Decoding stimulus-specific regulation of promoter activity of p53 target genes.

The tumor suppressor p53 plays a crucial role in maintaining genome integrity in response to exogenous or endogenous stresses. The dynamics of p53 activation are stimulus- and cell type-dependent and regulate cell fate. Acting as a transcription factor, p53 induces the expression of target genes involved in apoptosis, cell cycle arrest and DNA repair. However, transcription is not a deterministic process, but rather occurs in bursts of activity and promoters switch stochastically between ON and OFF states, resulting in substantial cell-to-cell variability. Here, we characterized how stimulus-dependent p53 dynamics are converted into specific gene regulation patterns by inducing diverse forms of DNA damage ranging from ionizing and UV radiation to clinically relevant chemotherapeutics. We employed single molecule fluorescence in-situ hybridization (smFISH) to quantify the activity of target gene promoters at the single-cell and single-molecule level. To analyse this comprehensive data set, we developed a new framework for determining parameters of stochastic gene expression by Bayesian inference.
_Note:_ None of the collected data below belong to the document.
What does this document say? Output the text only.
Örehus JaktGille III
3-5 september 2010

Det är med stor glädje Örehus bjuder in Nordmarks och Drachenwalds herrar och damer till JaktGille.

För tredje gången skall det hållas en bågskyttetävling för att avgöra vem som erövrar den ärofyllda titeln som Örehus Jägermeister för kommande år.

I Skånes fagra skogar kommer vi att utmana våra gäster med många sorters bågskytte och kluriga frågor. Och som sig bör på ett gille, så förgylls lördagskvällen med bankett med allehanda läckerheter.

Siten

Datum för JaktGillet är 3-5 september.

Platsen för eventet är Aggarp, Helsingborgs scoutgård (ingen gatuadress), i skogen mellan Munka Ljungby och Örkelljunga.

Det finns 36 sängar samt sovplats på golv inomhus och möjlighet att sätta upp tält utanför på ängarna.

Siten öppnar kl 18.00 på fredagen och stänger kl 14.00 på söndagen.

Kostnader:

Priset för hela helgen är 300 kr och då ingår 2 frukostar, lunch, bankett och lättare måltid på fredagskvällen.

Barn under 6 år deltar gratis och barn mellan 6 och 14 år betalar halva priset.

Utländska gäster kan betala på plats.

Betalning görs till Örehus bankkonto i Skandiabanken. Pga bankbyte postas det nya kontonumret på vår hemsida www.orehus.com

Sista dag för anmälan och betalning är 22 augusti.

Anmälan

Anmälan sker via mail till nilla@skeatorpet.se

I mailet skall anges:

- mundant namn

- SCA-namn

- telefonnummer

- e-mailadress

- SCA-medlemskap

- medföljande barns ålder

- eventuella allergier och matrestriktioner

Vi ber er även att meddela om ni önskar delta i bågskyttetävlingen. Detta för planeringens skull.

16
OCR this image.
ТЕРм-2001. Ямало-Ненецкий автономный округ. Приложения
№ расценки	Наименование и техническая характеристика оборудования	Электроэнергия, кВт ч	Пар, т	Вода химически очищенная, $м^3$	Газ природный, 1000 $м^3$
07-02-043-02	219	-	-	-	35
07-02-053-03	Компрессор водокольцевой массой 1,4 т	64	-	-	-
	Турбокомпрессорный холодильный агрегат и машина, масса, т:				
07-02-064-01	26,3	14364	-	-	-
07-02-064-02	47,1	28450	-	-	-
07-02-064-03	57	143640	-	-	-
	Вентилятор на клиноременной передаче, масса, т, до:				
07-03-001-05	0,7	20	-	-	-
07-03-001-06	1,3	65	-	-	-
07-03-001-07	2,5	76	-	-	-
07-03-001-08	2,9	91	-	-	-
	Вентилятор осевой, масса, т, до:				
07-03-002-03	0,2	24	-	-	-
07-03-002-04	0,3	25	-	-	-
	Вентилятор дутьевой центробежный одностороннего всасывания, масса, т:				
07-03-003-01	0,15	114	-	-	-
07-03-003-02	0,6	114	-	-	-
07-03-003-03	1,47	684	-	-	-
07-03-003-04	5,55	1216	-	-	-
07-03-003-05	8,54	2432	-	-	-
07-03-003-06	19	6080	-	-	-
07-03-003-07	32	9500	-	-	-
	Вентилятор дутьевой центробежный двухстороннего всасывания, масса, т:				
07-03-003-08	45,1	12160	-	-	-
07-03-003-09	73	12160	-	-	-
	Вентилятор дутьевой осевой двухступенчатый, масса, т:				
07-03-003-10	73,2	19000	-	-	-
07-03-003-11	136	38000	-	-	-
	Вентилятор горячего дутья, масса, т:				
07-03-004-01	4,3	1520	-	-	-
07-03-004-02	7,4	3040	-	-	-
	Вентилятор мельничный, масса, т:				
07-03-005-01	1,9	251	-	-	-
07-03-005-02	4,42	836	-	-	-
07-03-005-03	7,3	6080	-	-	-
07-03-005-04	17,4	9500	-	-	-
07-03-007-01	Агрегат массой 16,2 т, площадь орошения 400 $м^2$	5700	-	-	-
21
Using this combined theoretical and experimental approach, we revealed that features of promoter activity are differentially regulated depending on the target gene and the nature and extent of the DNA damage induced. Indeed, stimulus-specific stochastic gene expression is predominantly regulated by promoter activation and deactivation rates. Interestingly, we found that in many situations, transcriptional activity was uncoupled from the total amount of p53 and the fraction bound to DNA, highlighting that transcriptional regulation by p53 is a multi-dimensional process. Taken together, our study provides insights into p53-mediated transcriptional regulation as an example of a dynamic transcription factor that shapes the cellular response to DNA damage.